Ostrołęcka lewica, w większej obsadzie niż w latach ubiegłych, uroczyście obchodzi dziś Międzynarodowe Święto Pracy. Grupa działaczy i sympatyków ugrupowań lewicowych spotkała się - tradycyjnie już - u zbiegu ulic Piłsudskiego i Hallera - by złożyć kwiaty pod pomnikiem poświęconym mieszkańcom Ostrołęki poległym w walkach o wolność ojczyzny.
W minionych latach uroczystości związane z Międzynarodowym Świętem Pracy organizowane w Ostrołęce przez lokalne struktury lewicy były bardzo skromne. Pod pomnikiem przy ulicy Piłsudskiego spotykała się zwykle garstka działaczy i sympatyków ugrupowań i ruchów lewicowych, składano kwiaty, bez przemówień, bez dodatkowych działań.
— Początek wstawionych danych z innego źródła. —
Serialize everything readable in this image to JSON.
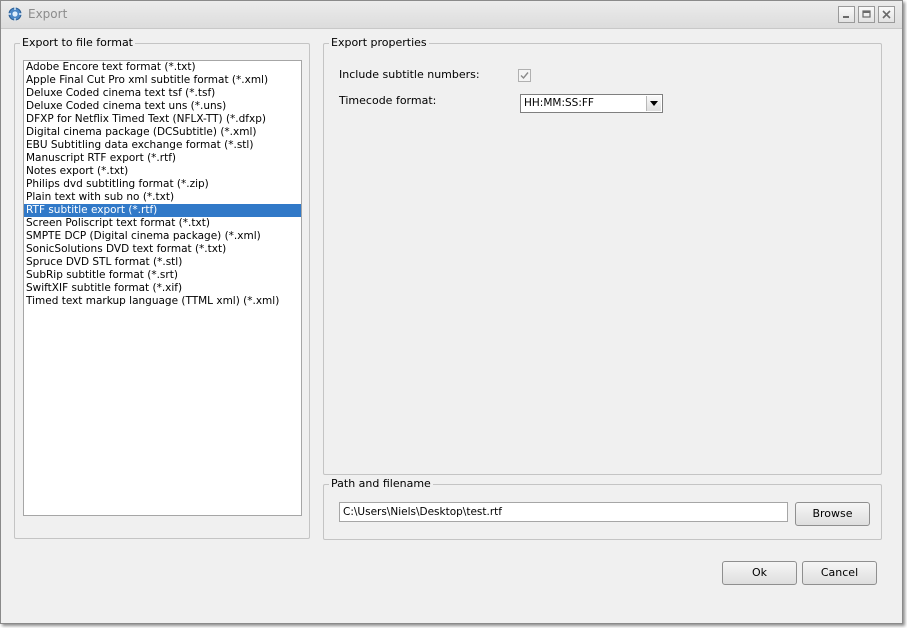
{
  "window": {
    "title": "Export"
  },
  "format_group": {
    "legend": "Export to file format",
    "selected_index": 11,
    "items": [
      "Adobe Encore text format (*.txt)",
      "Apple Final Cut Pro xml subtitle format (*.xml)",
      "Deluxe Coded cinema text tsf (*.tsf)",
      "Deluxe Coded cinema text uns (*.uns)",
      "DFXP for Netflix Timed Text (NFLX-TT) (*.dfxp)",
      "Digital cinema package (DCSubtitle) (*.xml)",
      "EBU Subtitling data exchange format (*.stl)",
      "Manuscript RTF export (*.rtf)",
      "Notes export (*.txt)",
      "Philips dvd subtitling format (*.zip)",
      "Plain text with sub no (*.txt)",
      "RTF subtitle export (*.rtf)",
      "Screen Poliscript text format (*.txt)",
      "SMPTE DCP (Digital cinema package) (*.xml)",
      "SonicSolutions DVD text format (*.txt)",
      "Spruce DVD STL format (*.stl)",
      "SubRip subtitle format (*.srt)",
      "SwiftXIF subtitle format (*.xif)",
      "Timed text markup language (TTML xml) (*.xml)"
    ]
  },
  "properties_group": {
    "legend": "Export properties",
    "include_numbers_label": "Include subtitle numbers:",
    "include_numbers_checked": true,
    "timecode_label": "Timecode format:",
    "timecode_value": "HH:MM:SS:FF"
  },
  "path_group": {
    "legend": "Path and filename",
    "path_value": "C:\\Users\\Niels\\Desktop\\test.rtf",
    "browse_label": "Browse"
  },
  "footer": {
    "ok_label": "Ok",
    "cancel_label": "Cancel"
  }
}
Dziś było nieco inaczej. O godzinie 9:00 na placu przed pomnikiem zgromadziło się około 20 osób, część zmierzała na miejsce zbiórki śpiewając na głos “Międzynarodówkę”, nieformalny hymn socjaldemokratów.
Po złożeniu kwiatów i zapaleniu zniczy głos zabrał Janusz Boruch, przewodniczący ostrołęckiej lewicy. Przypomniał m.in. powody, dla których od lat organizowane są w Ostrołęce uroczystości związane ze Świętem Pracy.
Już od lat spotykamy się w tym samym miejscu i niektórzy sądzą, że lewica się przeżyła. Natomiast w świetle oświadczenia Amnesty International, która mówi, że na świecie funkcjonuje jeszcze 50 milionów niewolników, w tym w Polsce ich liczba jest obliczana na 180 tysięcy i jest to, moim zdaniem liczba dalece niedoszacowana. Na tym polega nasz sens bytu. My chcemy, żeby lewica była tą organizacją, która porusza sumienia ludzi, która walczy o godność i etos pracy.
- mówił przewodniczący Boruch.
Głos podczas wydarzenia zabrała także Maria Magdalena Parzychowska-Kurpiewska, przypominając o 20. rocznicy wstąpienia Polski do Unii Europejskiej oraz zasługach lewicy, ówczesnego premiera Leszka Millera i prezydenta Aleksandra Kwaśniewskiego w działaniach związanych z akcesją.
To właśnie lewicy zawdzięczamy największe dobrodziejstwa Europy XX wieku. To lewica wprowadziła Polskę do Unii Europejskiej.
- wspominała Parzychowska-Kurpiewska.
Po uroczystości przy ulicy Piłsudskiego grupa uczestników udała się na cmentarz, gdzie złożono kwiaty na grobie Stanisława Rybskiego, zmarłego w 2017 roku wieloletniego członka SLD, byłego wiceprezydenta Ostrołęki i radnego sejmiku województwa mazowieckiego.